Carmelo Anthony didn't look like a superstar as he walked out of the Wells Fargo Center.

Holding his postgame meal, perhaps limping slightly, Anthony was one of the last Denver Nuggets to shuffle toward the team bus after Sunday night's 110-99 loss to the 76ers.

Saying it wasn't a good night for Anthony is like saying his NBA future has been a talking point this season. Both are understatements, although which is more understated is debatable.

What isn't debatable is how much better than Anthony Sixers swingman Andre Iguodala played on Sunday night. For those 48 minutes, Iguodala looked like the all-star, the Olympic gold medalist, the man married to a reality TV star.

Anthony (12 points and three rebounds) finished with twice as many turnovers, six, as field goals, three, and finished with more giveaways than the entire Sixers starting lineup. Iguodala (24 points and seven assists) spent the evening diving on the floor and making sure his team didn't lose.

If Anthony is an all-star starter, then on this night Iguodala was some sort of legend.

The Sixers improved to 21-26. The Nuggets dropped to 28-19.

"Coming into this game I saw he was struggling a little bit," Anthony said of Iguodala. "It was a night for him to break out of how he has been playing. He played great."

Sunday was the perfect day for Iguodala's performance because the Sixers are desperate for leadership. After Friday's disturbing collapse against the Memphis Grizzlies, the Sixers needed to prove themselves as more than just an energetic collection of one-on-one all-stars.

Is Iguodala embracing this role?

His teammates, and coach Doug Collins, believe he has.

"In practice, Dre talked to us about approaching shoot-around more seriously, little things, and paying attention to the little things that can help us win games," said Evan Turner, who finished with 11 points and eight rebounds. "And he came out with leadership and pretty much practiced what he preached."

Collins called Iguodala's play "brilliant."

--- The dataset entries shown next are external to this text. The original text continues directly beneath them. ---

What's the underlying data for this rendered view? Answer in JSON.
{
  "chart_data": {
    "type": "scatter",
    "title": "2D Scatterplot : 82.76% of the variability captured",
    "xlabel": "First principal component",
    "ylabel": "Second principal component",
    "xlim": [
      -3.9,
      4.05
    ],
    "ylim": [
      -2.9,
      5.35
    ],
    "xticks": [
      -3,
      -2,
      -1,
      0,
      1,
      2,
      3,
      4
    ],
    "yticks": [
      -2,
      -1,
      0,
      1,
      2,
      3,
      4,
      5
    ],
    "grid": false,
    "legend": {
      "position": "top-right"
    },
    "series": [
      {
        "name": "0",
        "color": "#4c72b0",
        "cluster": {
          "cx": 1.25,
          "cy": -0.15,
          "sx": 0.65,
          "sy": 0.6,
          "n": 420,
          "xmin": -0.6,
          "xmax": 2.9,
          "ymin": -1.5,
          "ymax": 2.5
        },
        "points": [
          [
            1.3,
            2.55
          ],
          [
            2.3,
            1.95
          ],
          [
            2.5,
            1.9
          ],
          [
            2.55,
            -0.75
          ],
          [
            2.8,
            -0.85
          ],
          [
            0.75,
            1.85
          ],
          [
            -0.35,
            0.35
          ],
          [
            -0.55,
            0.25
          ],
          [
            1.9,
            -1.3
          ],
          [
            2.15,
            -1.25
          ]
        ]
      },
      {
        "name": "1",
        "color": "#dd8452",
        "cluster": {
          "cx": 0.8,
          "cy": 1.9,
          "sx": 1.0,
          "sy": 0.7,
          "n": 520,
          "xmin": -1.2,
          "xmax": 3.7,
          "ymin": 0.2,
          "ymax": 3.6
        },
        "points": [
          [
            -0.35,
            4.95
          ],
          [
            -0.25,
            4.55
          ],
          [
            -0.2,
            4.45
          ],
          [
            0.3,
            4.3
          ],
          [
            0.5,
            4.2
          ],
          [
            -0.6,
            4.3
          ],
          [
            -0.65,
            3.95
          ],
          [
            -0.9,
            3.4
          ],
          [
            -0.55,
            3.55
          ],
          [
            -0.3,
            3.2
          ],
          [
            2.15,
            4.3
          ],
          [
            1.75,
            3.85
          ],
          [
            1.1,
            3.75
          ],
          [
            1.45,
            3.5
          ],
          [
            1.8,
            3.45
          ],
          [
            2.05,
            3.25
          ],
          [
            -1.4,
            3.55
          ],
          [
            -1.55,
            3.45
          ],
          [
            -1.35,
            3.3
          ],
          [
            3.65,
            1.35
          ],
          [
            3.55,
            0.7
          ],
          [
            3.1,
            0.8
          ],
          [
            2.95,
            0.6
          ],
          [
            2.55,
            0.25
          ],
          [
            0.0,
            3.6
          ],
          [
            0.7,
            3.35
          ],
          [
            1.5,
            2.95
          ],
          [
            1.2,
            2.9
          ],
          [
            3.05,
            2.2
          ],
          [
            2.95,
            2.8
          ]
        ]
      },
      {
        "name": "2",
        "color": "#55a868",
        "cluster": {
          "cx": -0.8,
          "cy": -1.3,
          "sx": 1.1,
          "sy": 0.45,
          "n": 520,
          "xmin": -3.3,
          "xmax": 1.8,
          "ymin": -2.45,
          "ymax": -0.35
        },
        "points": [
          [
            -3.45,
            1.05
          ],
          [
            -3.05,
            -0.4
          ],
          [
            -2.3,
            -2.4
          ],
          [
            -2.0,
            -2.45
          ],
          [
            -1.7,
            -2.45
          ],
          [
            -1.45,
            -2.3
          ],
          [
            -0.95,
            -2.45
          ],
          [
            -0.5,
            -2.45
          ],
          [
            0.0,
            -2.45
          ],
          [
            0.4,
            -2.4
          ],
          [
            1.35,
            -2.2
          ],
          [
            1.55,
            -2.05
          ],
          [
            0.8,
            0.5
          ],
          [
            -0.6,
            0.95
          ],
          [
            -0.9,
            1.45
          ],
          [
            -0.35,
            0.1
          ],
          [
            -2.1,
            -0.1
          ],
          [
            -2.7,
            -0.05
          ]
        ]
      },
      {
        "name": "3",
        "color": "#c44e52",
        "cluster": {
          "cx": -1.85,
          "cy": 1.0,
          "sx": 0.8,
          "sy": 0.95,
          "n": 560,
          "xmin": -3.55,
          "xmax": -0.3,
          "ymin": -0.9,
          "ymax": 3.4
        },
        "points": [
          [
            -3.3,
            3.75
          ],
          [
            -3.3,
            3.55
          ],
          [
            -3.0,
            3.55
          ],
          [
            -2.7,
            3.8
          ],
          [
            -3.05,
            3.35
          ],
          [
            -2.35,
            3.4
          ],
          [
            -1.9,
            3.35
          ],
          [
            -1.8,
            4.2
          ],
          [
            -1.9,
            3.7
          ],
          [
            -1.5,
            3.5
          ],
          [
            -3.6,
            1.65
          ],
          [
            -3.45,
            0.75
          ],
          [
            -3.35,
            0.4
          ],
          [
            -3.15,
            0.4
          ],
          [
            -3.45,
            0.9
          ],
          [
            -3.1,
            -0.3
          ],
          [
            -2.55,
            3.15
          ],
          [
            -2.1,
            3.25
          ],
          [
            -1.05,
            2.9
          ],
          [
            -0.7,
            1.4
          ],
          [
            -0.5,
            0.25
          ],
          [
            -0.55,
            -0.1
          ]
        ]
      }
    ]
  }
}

"The team I know I've had all year showed up once again," Collins said. "It's a team that is incredibly resilient, professional, hardworking, competitive, and that really cares every night. When we lose it's not because we don't want to make the effort."

After allowing Denver point guard Chauncey Billups 22 first-half points, and after watching the Nuggets drop their first seven three-point shots and score 34 points in the first quarter, the Sixers were by far the superior team.

"Nothing was said. I think that was key," Iguodala said of not discussing previous meltdowns during the game. "We have to be able to police ourselves."

"It's a feel-good game for us because we got the lead, a nice-size lead, and in the fourth quarter we protected it," said power forward Elton Brand, who scored 15 points.

The fourth quarter crept toward the Sixers like a swirling storm: What kind of devastation awaited them? One never knows with this team. They're about as predictable as a flash mob.

But on Sunday, the collapse never happened.

Iguodala outshined Anthony, the Sixers outplayed the Nuggets, and a little bit of Friday's lingering pain was buried beneath a victory.